Oh, my, this was my theme, too. We live in Appalachian Tennessee. We have Lazarus in muliple, who are off the grid entirely: no medical care, no birth certificate, no school enrollment (and certainly no diploma). We have fairly affluent retirees who are concerned about having enough to live on till they die, and then just across the road we have folks who can't have a phone, cable TV, and food on the table all at the same time. Thanks for joining me in the reminder about Lazarus and the rich man (I reminded all that we are ALL rich, compared to the rest of the world).

Barbara B. said...

"By not seeing that our fates are intertwined." -- wow, yes, hit the nail on the head here!

Law+Gospel said...

Really great! And I read this after reading an article for homiletics class about how the poor envision texts differently, these same people you identified so well here. I wonder though if sometimes our listeners think we are talking about someone else needing to hear the message and not themselves?
Unrealted but "uwbxztsd" to post? Soon it will be the whole alphabet! ;)

Diane M. Roth said...

law and gospel -- re: the listeners. oh, I think that's always an issue ... I'm not the rich man... and the answer is that we are and we aren't.

Diane M. Roth said...

oh, and for Barb -- not seeing our fates are intertwined -- could do a whole sermon on that! that's a really big part of the issue for me, that we separate ourselves from those who are "different". that's one of the big "sin" issues for me

Pastor Eric said...

I enjoyed your sermon; Jesus bridging the "un-bridgable" chasms. When I was thinking about this text I thought of a song by Point of Grace called "The Great Divide". I used the lyrics in my sermon on Sunday.
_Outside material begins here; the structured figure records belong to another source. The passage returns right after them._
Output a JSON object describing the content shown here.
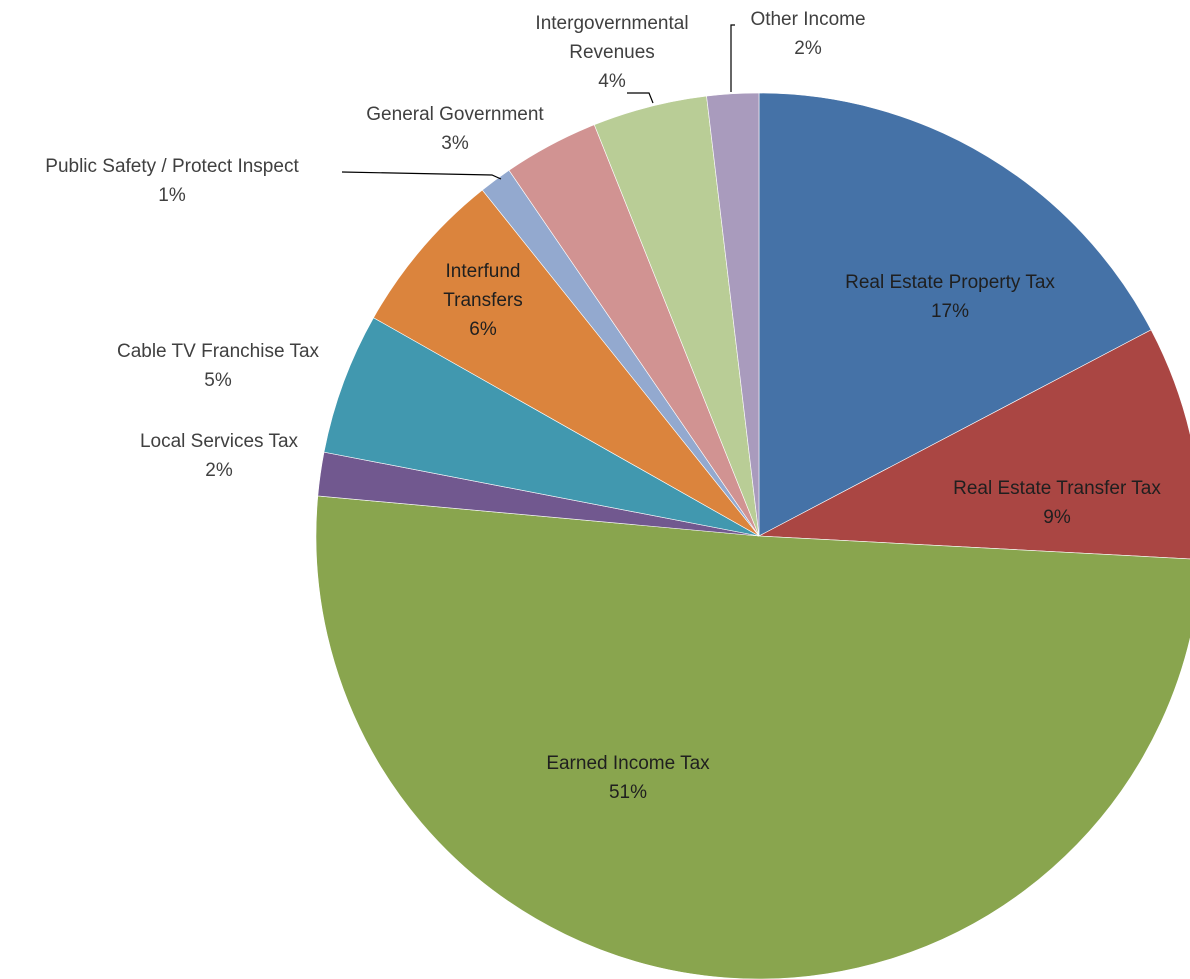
{
  "chart_data": {
    "type": "pie",
    "title": "",
    "start_angle_deg": 0,
    "direction": "clockwise",
    "legend": "none",
    "slices": [
      {
        "label": "Real Estate Property Tax",
        "pct_label": "17%",
        "value": 17.4,
        "color": "#4572A7"
      },
      {
        "label": "Real Estate Transfer Tax",
        "pct_label": "9%",
        "value": 8.6,
        "color": "#AA4643"
      },
      {
        "label": "Earned Income Tax",
        "pct_label": "51%",
        "value": 50.9,
        "color": "#89A54E"
      },
      {
        "label": "Local Services Tax",
        "pct_label": "2%",
        "value": 1.6,
        "color": "#71588F"
      },
      {
        "label": "Cable TV Franchise Tax",
        "pct_label": "5%",
        "value": 5.2,
        "color": "#4198AF"
      },
      {
        "label": "Interfund Transfers",
        "pct_label": "6%",
        "value": 6.1,
        "color": "#DB843D"
      },
      {
        "label": "Public Safety / Protect Inspect",
        "pct_label": "1%",
        "value": 1.2,
        "color": "#93A9CF"
      },
      {
        "label": "General Government",
        "pct_label": "3%",
        "value": 3.5,
        "color": "#D19392"
      },
      {
        "label": "Intergovernmental Revenues",
        "pct_label": "4%",
        "value": 4.2,
        "color": "#B9CD96"
      },
      {
        "label": "Other Income",
        "pct_label": "2%",
        "value": 1.9,
        "color": "#A99BBD"
      }
    ]
  }
}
I especially like the lyric thats says, "There is a cross to bridge the great divide". Thanks much.

Anonymous said...

Enjoyed the sermon and imagery. It seems like the chasm is growing wider each year.

Carol Howard Merritt said...

I love it. Great sermon. I'll always remember your images when I read that passage now.

Thanks.

Fran said...

Just a few moments in Spain and checking a few blogs. Never a regret in coming here... Wow. GREAT sermon Diane.

Prayers from here to there- back soon!